Besides Hall's self-serving statement that he would have made every effort to limit his losses, appellants have produced no evidence that Wheat's delay in seeking legal assistance was either unreasonable or prejudicial to them. The trial judge, therefore, correctly concluded that laches did not bar rescission of the stock purchase agreement. See Royal Air Properties, Inc. v. Smith, supra.

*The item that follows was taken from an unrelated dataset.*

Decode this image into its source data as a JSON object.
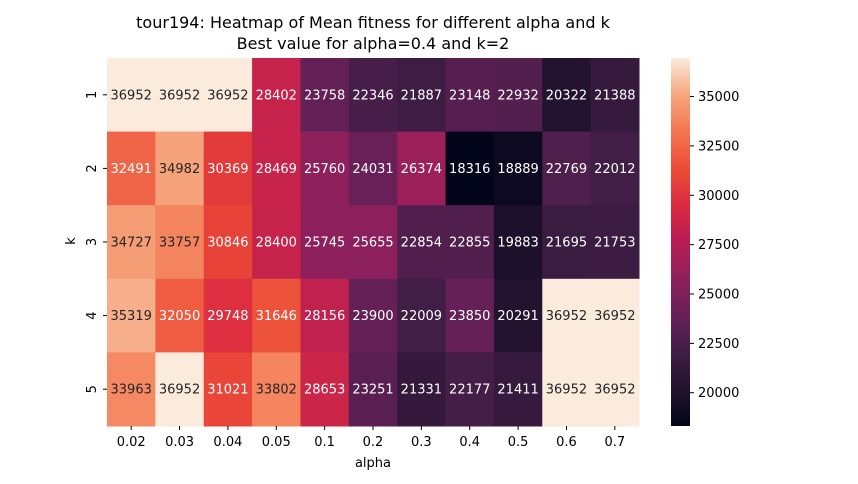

Relying primarily on the provision of the agreement quoted above and on Wheat's status as a relatively sophisticated investor, appellants also contest the District Court's finding that the facts withheld or misrepresented by Hall and Fairchild were material to Wheat's decision to enter into the transaction. Under Rule 10b-5, 17 C.F.R. § 240.10b-5 (1975), the test of materiality is "whether a reasonable man would attach importance to the fact misrepresented in determining his course of action." John R. Lewis, Inc. v. Newman, 5 Cir., 1971, 446 F.2d 800, 804; cf. TSC Industries, Inc. v. Northway, Inc., --- U.S. ---, ---, 96 S.Ct. 2126, 2131, 47 L.Ed.2d ---,44 U.S.L.W. 4852, 4854-55 (1976) (establishing materiality standard under Rule 14a-9). Even sophisticated investors are entitled to the protections of this rule. Stier v. Smith, 5 Cir., 1973, 473 F.2d 1205, 1207. Although the agreement did inform Wheat of the "high degree of risk" involved in the investment, the trial judge found that
he did not appreciate the full extent to which FPI was immediately facing financial disaster. Wheat would not have obligated himself if he had been aware of this situation, and he further would not have obligated himself if Fairchild had not repeatedly assured him of insulation from loss.
In our view Hall's silence as to the causes of his dissatisfaction with F.P.I. management policies and Fairchild's representations concerning the company's future prospects were undoubtedly material facts which induced Wheat to participate in the transaction. Therefore, we find no basis in the record for appellants' contention that the trial judge's findings were clearly erroneous.